World War II, the most deadly and destructive conflict in history, began with Japan’s surprise attack on Pearl Harbor. The 40 million to 50 million casualties and economic upheavals that followed made it a continuation, after an uneasy 20-year hiatus, of disputes left unresolved by World War I.
The major powers of Europe found themselves divided between the Allied Powers—France, Britain and Russia—and the Central Powers—Germany, Austria-Hungary and Italy. In addition, Japan was pursuing an aggressive policy that put it on a collision course with the Allied Powers.
In the summer of 1914, political leaders and military planners hoped for a quick and decisive victory. The mobilization plans of the armies limited the scope for diplomacy.

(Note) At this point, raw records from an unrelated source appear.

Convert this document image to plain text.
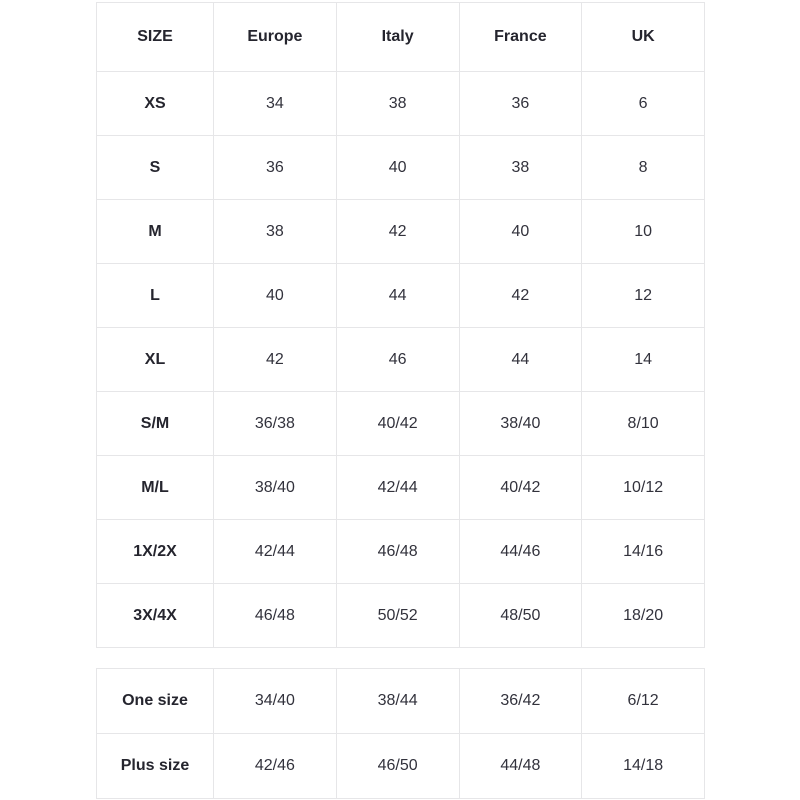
SIZE	Europe	Italy	France	UK
XS	34	38	36	6
S	36	40	38	8
M	38	42	40	10
L	40	44	42	12
XL	42	46	44	14
S/M	36/38	40/42	38/40	8/10
M/L	38/40	42/44	40/42	10/12
1X/2X	42/44	46/48	44/46	14/16
3X/4X	46/48	50/52	48/50	18/20
One size	34/40	38/44	36/42	6/12
Plus size	42/46	46/50	44/48	14/18
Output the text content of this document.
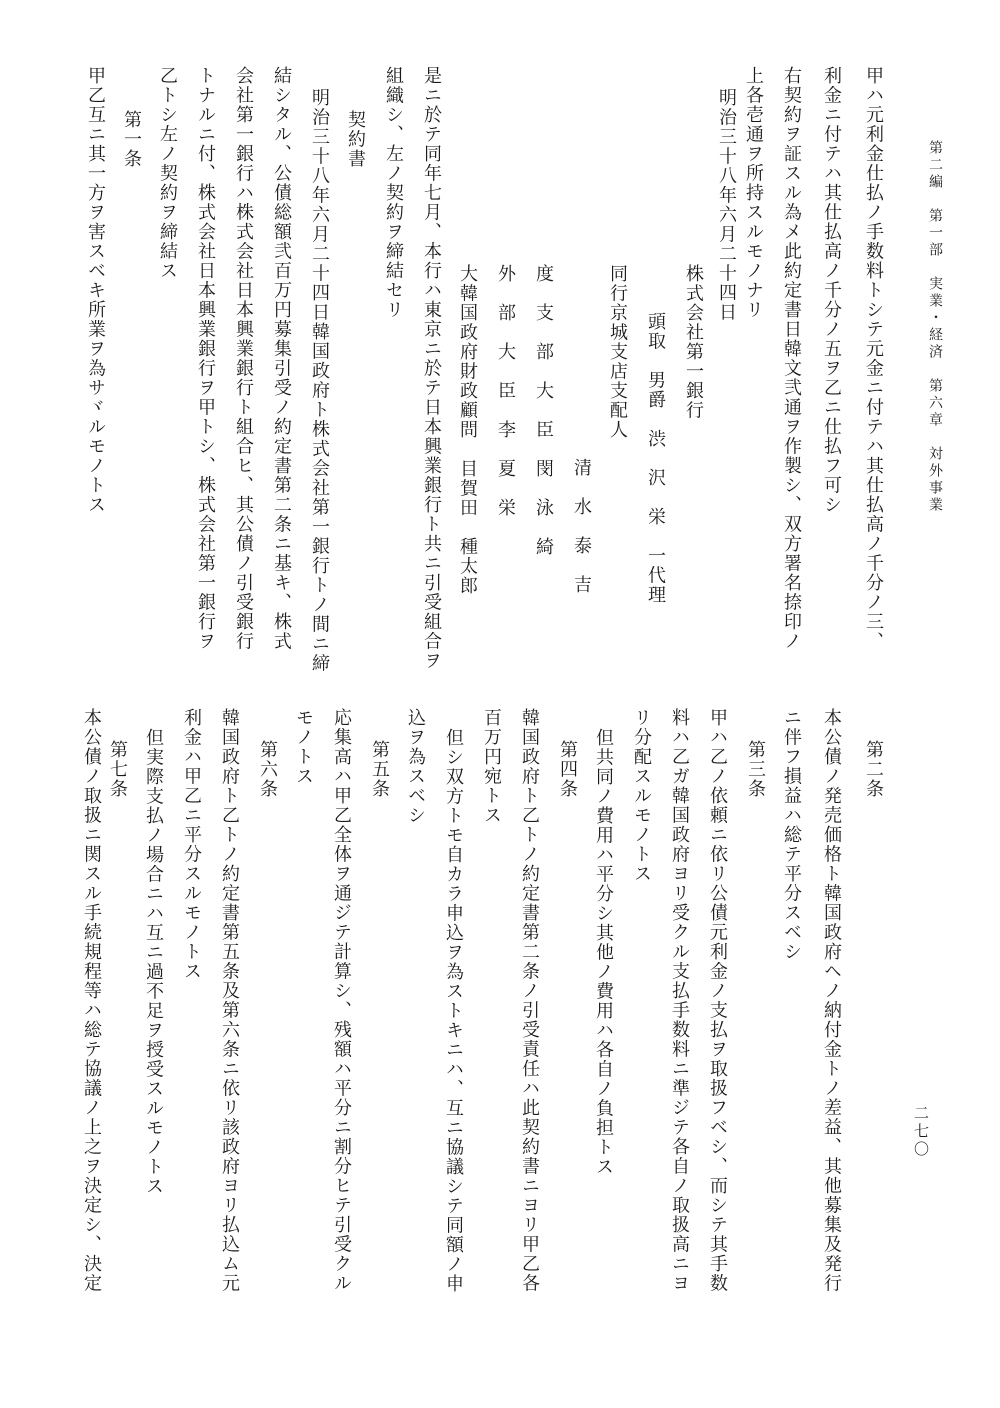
第二編　第一部　実業・経済　第六章　対外事業
二七〇
甲ハ元利金仕払ノ手数料トシテ元金ニ付テハ其仕払高ノ千分ノ三、
利金ニ付テハ其仕払高ノ千分ノ五ヲ乙ニ仕払フ可シ
右契約ヲ証スル為メ此約定書日韓文弐通ヲ作製シ、双方署名捺印ノ
上各壱通ヲ所持スルモノナリ
明治三十八年六月二十四日
株式会社第一銀行
頭取　男爵　渋　沢　栄　一代理
同行京城支店支配人
清　水　泰　吉
度　支　部　大　臣　閔　泳　綺
外　部　大　臣　李　夏　栄
大韓国政府財政顧問　目賀田　種太郎
是ニ於テ同年七月、本行ハ東京ニ於テ日本興業銀行ト共ニ引受組合ヲ
組織シ、左ノ契約ヲ締結セリ
契約書
明治三十八年六月二十四日韓国政府ト株式会社第一銀行トノ間ニ締
結シタル、公債総額弐百万円募集引受ノ約定書第二条ニ基キ、株式
会社第一銀行ハ株式会社日本興業銀行ト組合ヒ、其公債ノ引受銀行
トナルニ付、株式会社日本興業銀行ヲ甲トシ、株式会社第一銀行ヲ
乙トシ左ノ契約ヲ締結ス
第一条
甲乙互ニ其一方ヲ害スベキ所業ヲ為サヾルモノトス
第二条
本公債ノ発売価格ト韓国政府ヘノ納付金トノ差益、其他募集及発行
ニ伴フ損益ハ総テ平分スベシ
第三条
甲ハ乙ノ依頼ニ依リ公債元利金ノ支払ヲ取扱フベシ、而シテ其手数
料ハ乙ガ韓国政府ヨリ受クル支払手数料ニ準ジテ各自ノ取扱高ニヨ
リ分配スルモノトス
但共同ノ費用ハ平分シ其他ノ費用ハ各自ノ負担トス
第四条
韓国政府ト乙トノ約定書第二条ノ引受責任ハ此契約書ニヨリ甲乙各
百万円宛トス
但シ双方トモ自カラ申込ヲ為ストキニハ、互ニ協議シテ同額ノ申
込ヲ為スベシ
第五条
応集高ハ甲乙全体ヲ通ジテ計算シ、残額ハ平分ニ割分ヒテ引受クル
モノトス
第六条
韓国政府ト乙トノ約定書第五条及第六条ニ依リ該政府ヨリ払込ム元
利金ハ甲乙ニ平分スルモノトス
但実際支払ノ場合ニハ互ニ過不足ヲ授受スルモノトス
第七条
本公債ノ取扱ニ関スル手続規程等ハ総テ協議ノ上之ヲ決定シ、決定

Moreover, in terms of armament, training, doctrine, discipline and fighting spirit, the German army, known as the Wehrmacht, was considered superior to the Allied forces.
On the battlefields of northern France and Belgium, attritional struggle turned the land into a lunar mud-scape of shell craters and abandoned equipment. For much of the war, the front was a stalemate, and the Allies struggled to overcome it.
In the Pacific, the US Navy severely weakens Japanese naval power. In the East, a series of strategic bombing campaigns devastates Germany. At Stalingrad, the Soviet Red Army pushes German forces back to Berlin. And in North Africa, the Allies invade Vichy French-held Morocco and Algeria to clear Axis troops from Africa. Ultimately, this led to the arrest and expulsion of Benito Mussolini and the defeat of Axis forces in Italy.